Da leitura do art. 942 do CPC/2015, constata-se não ter o legislador disciplinado a forma de convocação dos outros julgadores necessários para o prosseguimento do julgamento nas hipóteses de incidência do referido dispositivo.

Na realidade, o aludido dispositivo sequer estabeleceu o número de julgadores que devem compor o colegiado ampliado, limitando-se a utilizar a expressão “em número suficiente para garantir a possibilidade de inversão do resultado inicial”.

Fredie Didier Jr. e Leonardo Carneiro da Cunha, comentando sobre a temática, fizeram as seguintes considerações:

A decisão na apelação ou no agravo de instrumento deve ser tomada, no órgão colegiado, pelo voto de três membros (art. 941, § 2º, CPC). Um julgamento não unânime, nesse caso, é uma decisão com dois votos vencedores e um vencido. Logo, hão de ser convocados mais dois julgadores para que se possa, eventualmente, ser invertida a conclusão, agregando-se os dois novos votos ao vencido, tendo-se um resultato 2 x 3. Mas também é possível que os novos votos se somente aos votos até então vencedores, tendo-se um resultado de 4 x 1, ou ainda é possível que um dos novos votos se some aos votos até então vencedres e o outro, ao vencido, mantendo-se o resultado até então obtido, só que com uma votação de 3 x 2.”

(...)

Os outros dois julgadores devem ser convocados de acordo com definição prévia constante de regra do regimento interno. Em outras palavras, o regimento interno deve estabelecer critérios prévios e objetivos para a convocaão dos julgadores que irão complementar o julgamento iniciado, mas ainda não concluído totalmente. Essa definição prévia é fundamental e atende às exigências do principio do juiz natural[7].      

Com efeito, tendo em vista que, no julgamento de apelação ou de agravo de instrumento, a decisão será tomada, no órgão colegiado, pelo voto de 3 (três) juízes (§ 2º do art. 941 do CPC/2015), deverão ser convocados mais 2 (dois) juízes para o prosseguimento do julgamento de tais recursos na hipótese de incidência da regra prevista no art. 942 do CPC/2015, uma vez que tal número seria suficiente para inverter o resultado.

Nessa esteira, o Fórum Permanente dos Processualistas Civis (FPPC) aprovou os seguintes enunciados:

Enunciado n.  683: A continuidade do julgamento de recurso de apelação ou de agravo de instrumento pela aplicação do art. 942 exige o quórum mínimo de cinco julgadores.

Enunciado n. 684: Ofende o juiz natural a convocação de julgadores no caso do art. 942, ou no de qualquer substituição, sem critério objetivo estabelecido previamente em ato normativo.

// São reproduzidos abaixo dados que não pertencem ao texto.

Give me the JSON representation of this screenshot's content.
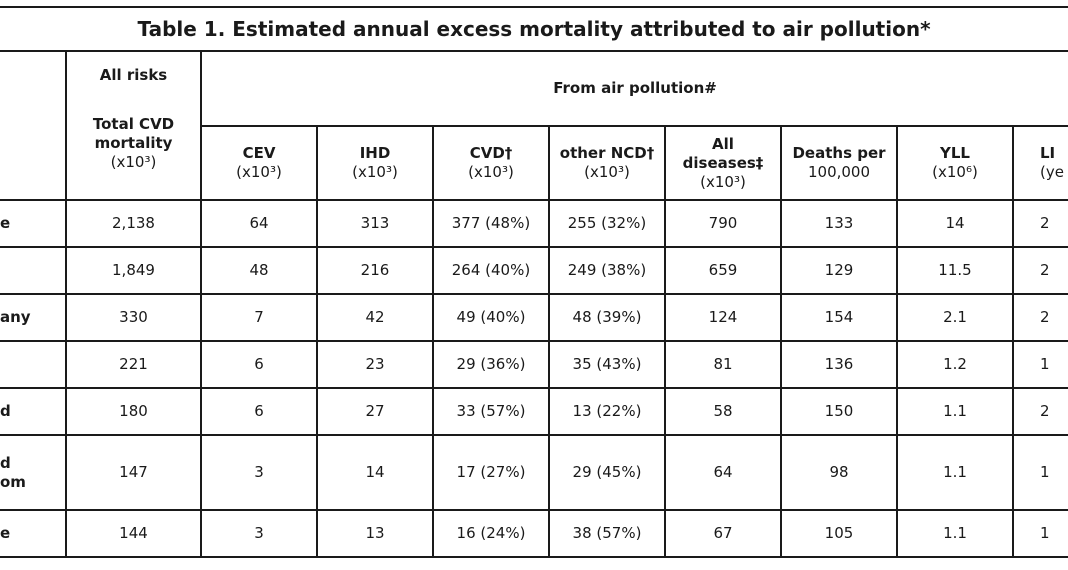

O prosseguimento do julgamento pode ocorrer na mesma sessão, acaso já existam julgadores em número suficiente para reversão do resultado do julgamento presentes (art. 942, § 1º, do CPC/2015), ou em qualquer outra, hipótese em que é imprescindível a colocação em pauta (art. 935 do CPC/2015).

 Como bem advertem Luiz Guilherme Marinoni e Daniel Mitidiero,

[se] for o caso de novo julgamento, é necessária a colocação em pauta com um cuidado adicional: é preciso que se indique quem são os julgadores convocados para o prosseguimento. É que somente a partir dessa informação será possível que as partes tenham condições de exercer plenamente o contraditório, direcionando seus esforços também para convencer os membros ocasionais do julgamento[8].

Assim, para que seja atendido o princípio do juiz natural, previsto no inciso XXXVII do art. 5º da CRFB/1988, os regimentos internos dos tribunais devem estabelecer critérios prévios e objetivos para a convocação dos dois desembargadores que irão participar, no julgamento de recurso de apelação ou de agravo de instrumento, da técnica de julgamento prevista no art. 942 do CPC/2015.


4. Ampliação do julgamento na apelação

A doutrina majoritária defende que, na apelação, o art. 942 do CPC/2015 aplica-se a qualquer julgamento não unânime[9]. Ou seja, tratando-se de apelação interposta contra sentença de mérito ou terminativa, tem lugar a aplicação da técnica de julgamento prevista no art. 942 do CPC/2015.

Nesse sentido, Fredie Didier Jr. e Leonardo Carneiro da Cunha afirmam:

Na apelação, o art. 942 do CPC aplica-se a qualquer julgamento não unânime. Não importa o conteúdo do julgamento; se ele não for unânime, aplica-se a regra do art. 942 do CPC, com a convocação de mais dois julgadores para que se tenha prosseguimento. Se apelação for inadmitida por maioria de votos, se for desprovida por maioria de votos ou se for provida por maioria de votos, haverá incidência da regra. Basta que o julgamento seja não unânime.

(...)

Em alguns Tribunais, já há manifestação de entendimento segundo o qual o art. 942 do CPC somente deve ser aplicado no julgamento da apelação, se tiver havido modificação da sentença de mérito. Se o julgamento não unânime tiver concluído pela manutenção da sentença, não haveria incidência do dispositivo, cuja aplicação haveria de ser sistêmica, coerente e harmônica. Como no julgamento do agravo de instrumento e no da ação rescisória a regra só incide quando houver modificação da situação anterior, o mesmo deveria ocorrer com a apelação.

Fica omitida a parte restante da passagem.